What is cervical cancer screening?
Cervical cancer screening is a procedure to check for cancer before the symptoms arise. It is essential to get the screening done to find the precancerous cervical cell changes to prevent cancer from developing. If cervical cancer is found at an early stage, it is easier to treat it when the symptoms appear, the precancerous cells start to spread, and the treatment becomes more difficult.
As per the World Health Organization, the most widely used screening test is cytology (pap smear). Other than this, in cases of low-resource settings, HPV testing and visual inspection with acetic acid (VIA) are seen to be effective. The HPV test looks for the Human papillomavirus (HPV), which can cause cell changes in the cervix.
The Pap test (or Pap smear) looks for precancerous cells or cell changes on the cervix, which can progress to cervical cancer.
Who should get cervical cancer screening done?
Some people are at a higher risk for cervical cancer than others. Such women should get timely checked for cervical cancer. A high-risk HPV infection of the cervix can cause a persistent infection that might cause severe cervical cell changes that might develop into cervical cancer.
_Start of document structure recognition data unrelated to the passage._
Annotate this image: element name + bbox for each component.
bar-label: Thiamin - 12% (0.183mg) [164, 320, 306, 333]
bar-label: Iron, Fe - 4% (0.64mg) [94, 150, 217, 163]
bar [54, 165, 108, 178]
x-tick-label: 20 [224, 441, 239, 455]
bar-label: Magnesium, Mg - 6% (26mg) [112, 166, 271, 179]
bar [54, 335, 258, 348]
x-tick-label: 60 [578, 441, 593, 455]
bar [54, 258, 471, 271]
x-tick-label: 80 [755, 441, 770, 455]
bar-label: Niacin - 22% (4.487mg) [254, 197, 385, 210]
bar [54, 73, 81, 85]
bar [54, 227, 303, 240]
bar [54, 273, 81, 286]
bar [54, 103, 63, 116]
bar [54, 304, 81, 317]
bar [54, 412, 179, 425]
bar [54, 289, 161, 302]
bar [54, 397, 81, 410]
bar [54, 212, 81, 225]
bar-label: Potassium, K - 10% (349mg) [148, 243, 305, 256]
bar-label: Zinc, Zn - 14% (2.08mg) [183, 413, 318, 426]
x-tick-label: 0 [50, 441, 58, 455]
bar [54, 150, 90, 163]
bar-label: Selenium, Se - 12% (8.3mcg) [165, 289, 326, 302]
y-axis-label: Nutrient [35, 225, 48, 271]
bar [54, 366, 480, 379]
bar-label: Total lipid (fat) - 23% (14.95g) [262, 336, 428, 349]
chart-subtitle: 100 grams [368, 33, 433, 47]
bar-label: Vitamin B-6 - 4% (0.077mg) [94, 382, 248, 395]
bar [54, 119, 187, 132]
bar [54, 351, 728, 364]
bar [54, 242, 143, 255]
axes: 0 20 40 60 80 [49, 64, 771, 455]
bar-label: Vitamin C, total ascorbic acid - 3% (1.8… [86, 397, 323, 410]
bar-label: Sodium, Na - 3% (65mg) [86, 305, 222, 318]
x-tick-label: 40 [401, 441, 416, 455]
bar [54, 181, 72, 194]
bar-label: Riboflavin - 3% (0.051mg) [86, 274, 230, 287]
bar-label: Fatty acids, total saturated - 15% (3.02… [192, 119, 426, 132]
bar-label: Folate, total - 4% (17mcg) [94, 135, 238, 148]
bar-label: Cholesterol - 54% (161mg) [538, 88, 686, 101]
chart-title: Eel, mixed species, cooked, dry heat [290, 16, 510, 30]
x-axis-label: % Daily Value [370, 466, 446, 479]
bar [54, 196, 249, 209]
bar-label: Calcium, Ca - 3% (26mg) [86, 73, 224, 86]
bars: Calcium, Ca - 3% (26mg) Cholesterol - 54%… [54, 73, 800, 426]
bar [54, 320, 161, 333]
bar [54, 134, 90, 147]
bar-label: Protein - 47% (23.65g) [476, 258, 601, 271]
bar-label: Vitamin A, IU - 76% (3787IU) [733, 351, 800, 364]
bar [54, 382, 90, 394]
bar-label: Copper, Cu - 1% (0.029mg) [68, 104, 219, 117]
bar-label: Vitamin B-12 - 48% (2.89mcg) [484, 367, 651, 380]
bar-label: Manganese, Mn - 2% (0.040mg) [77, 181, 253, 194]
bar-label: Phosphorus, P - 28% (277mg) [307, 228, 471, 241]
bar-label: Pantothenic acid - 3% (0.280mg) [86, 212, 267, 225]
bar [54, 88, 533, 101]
These risk factors include:
- An immunocompromised or weakened immune system.
- History of regularly smoking or breathing in secondhand smoke
- Becoming sexually active at an early age:
- Use of oral contraceptives (birth control pills) and giving birth to many children. (However, the etiology behind this is not well understood yet.
When to get screened for cervical cancer?
The screening requirement differs depending on the age. A woman should get started with cervical cancer screening tests as early as 21 years of age. If the results are normal, then the next test should be repeated after three years.
If a woman is between 30 to 65 years of age, she can either get HPV test every five years and a Pap test every three years or both HPV and Pap tests, which are repeated at 5 and 3 years, respectively. After 65 years, a doctor must check whether a woman must undergo the screening.
Why is it essential to get cervical cancer screening done?
If the result of a screening test is positive or there is a presence of any type of HPV during screening, then these cells are further checked for abnormal changes. If abnormal cells are not treated, they may turn into cervical cancer. Usually, it takes a few years for high-grade changes in cervical cells to become cancer. Cervical cancer screening may detect these changes before they become cancer. Women with high-grade changes can get treatment to have the cells removed. However, frequent testing is needed in women with low-grade changes to check if the abnormal cells return to normal.